Afterwards, she and her mother continued to get calls asking if they were going to do it again or when to expect more classes.
Then another instructor, Sue McCarthy of Lewes Yoga, contacted them. “I see you have goats,” she said. “Are you interested in hiring someone to use the goats for goat yoga?”
Thus Goat Joy Yoga was born, and Laura, in addition to caring for her triplets’ needs, running the business side of Ritter Family Farms Inc. and of AAA Storage LP, a self-storage facility and billboard advertising company, took on another responsibility.
Laura took classes in advanced goat health and care and in advanced breeding techniques. She said she will begin an artificial insemination breeding program this fall.
The Ritters also now offer “Goat Socials” in which small groups come to the farm just to spend some time with the adorable goats. They can even try milking a goat.
Part of Amanda’s FFA project was an assigned shift to work at the dairy goat farm, taking care of the goats. Asked if she wanted to show goats, she said yes, “and I’ve been showing ever since,” Amanda said.
Now that she is 21, this was the last year she can show as a youth exhibitor. She thinks it likely that she will continue to show as an adult.
Her most outstanding prize was Grand Champion won by Martini, a record grade 94 percent Oberhasli, which also took Junior Reserve Champion in another competition.
Laura added, “In 2017, we had our herd in front of 10 judges and were pretty successful for a new herd. We have three Junior Grand Champions in our herd, one Junior Reserve Grand Champion, and one Senior with two Reserve Grand Championships.”
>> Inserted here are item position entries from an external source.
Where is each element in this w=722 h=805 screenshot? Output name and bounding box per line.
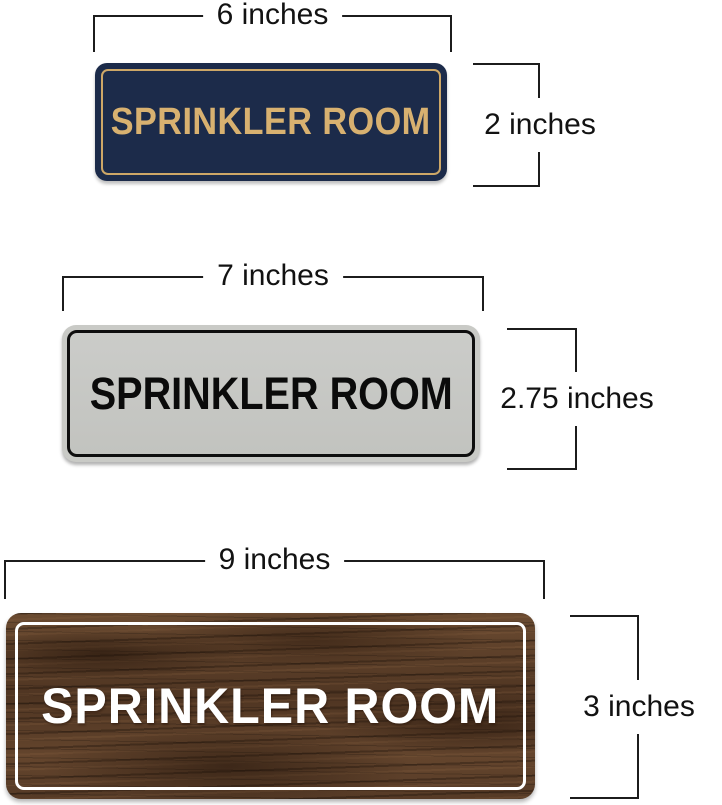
height-dimension-bracket-wood: 3 inches — [570, 615, 639, 799]
width-dimension-bracket-silver: 7 inches — [62, 276, 484, 311]
width-dimension-label-silver: 7 inches — [203, 259, 343, 293]
height-dimension-label-navy: 2 inches — [478, 98, 602, 152]
height-dimension-bracket-silver: 2.75 inches — [507, 328, 577, 470]
sign-inner-border-navy: SPRINKLER ROOM — [101, 69, 441, 175]
product-image: 6 inches SPRINKLER ROOM 2 inches 7 inche… — [0, 0, 722, 805]
sign-inner-border-silver: SPRINKLER ROOM — [67, 330, 475, 457]
sign-inner-border-wood: SPRINKLER ROOM — [15, 622, 526, 790]
width-dimension-label-navy: 6 inches — [203, 0, 343, 32]
sprinkler-sign-silver: SPRINKLER ROOM — [62, 325, 480, 462]
height-dimension-label-silver: 2.75 inches — [494, 372, 659, 426]
sprinkler-sign-navy: SPRINKLER ROOM — [95, 63, 447, 181]
sprinkler-sign-wood: SPRINKLER ROOM — [6, 613, 535, 799]
width-dimension-label-wood: 9 inches — [205, 543, 345, 577]
height-dimension-label-wood: 3 inches — [577, 680, 701, 734]
sign-text-navy: SPRINKLER ROOM — [111, 103, 431, 141]
width-dimension-bracket-navy: 6 inches — [93, 15, 452, 52]
sign-text-silver: SPRINKLER ROOM — [90, 371, 453, 416]
height-dimension-bracket-navy: 2 inches — [473, 63, 540, 187]
width-dimension-bracket-wood: 9 inches — [4, 560, 545, 599]
sign-text-wood: SPRINKLER ROOM — [41, 681, 499, 731]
The Ritters’ herd now numbers 71. It includes three different breeds. The Nigeria Dwarf is a miniature dairy goat originally from West Africa, developed in the United States. They are known for their high quality milk, often with exceptionally high butterfat content.
The Oberhasli is a dairy goat found in Switzerland, formerly called Swiss-Alpine. A mature Oberhasli female weighs about 120 pounds.
The Lamancha has roots in Spain but was developed in the United States. Lamanchas vary greatly in size and are often shorter and blockier than other breeds of dairy goats. They are known for an even temperament and steady production of milk with a fairly high fat content.
As of last month, the Ritters were only milking 14 of their goats and not getting as much milk as might be expected because the kids were nursing. When they are weaned, total output of the herd will be about 8 gallons.
“We milk once a day and get roughly three-quarters of a gallon per goat,” Laura said. The does that have kidded are milked twice a day.”
The milk is used to make ice cream, cheese and anything that you could make of cow’s milk. Laura wants to open a Grade A dairy facility so the milk and cheese products can be sold. In the garage is a cheese pot for pasteurizing that was purchased in Georgia. It’s a stainless steel pot with a steam jacket and agitator. To make cheese, after milk is pasteurized you run cold water through the jacket to cool it to 98 degrees, then add cultures, Laura explained. Then you let it sit and curds form. You drain off the whey, add flavor and refrigerate the product.
“I make soft cheese,” she said. “I could press more and let it age to get hard cheese.”
The dairy has been a work in progress for a year and a half, Laura said. “It’s slow going when I have so many other things going on.”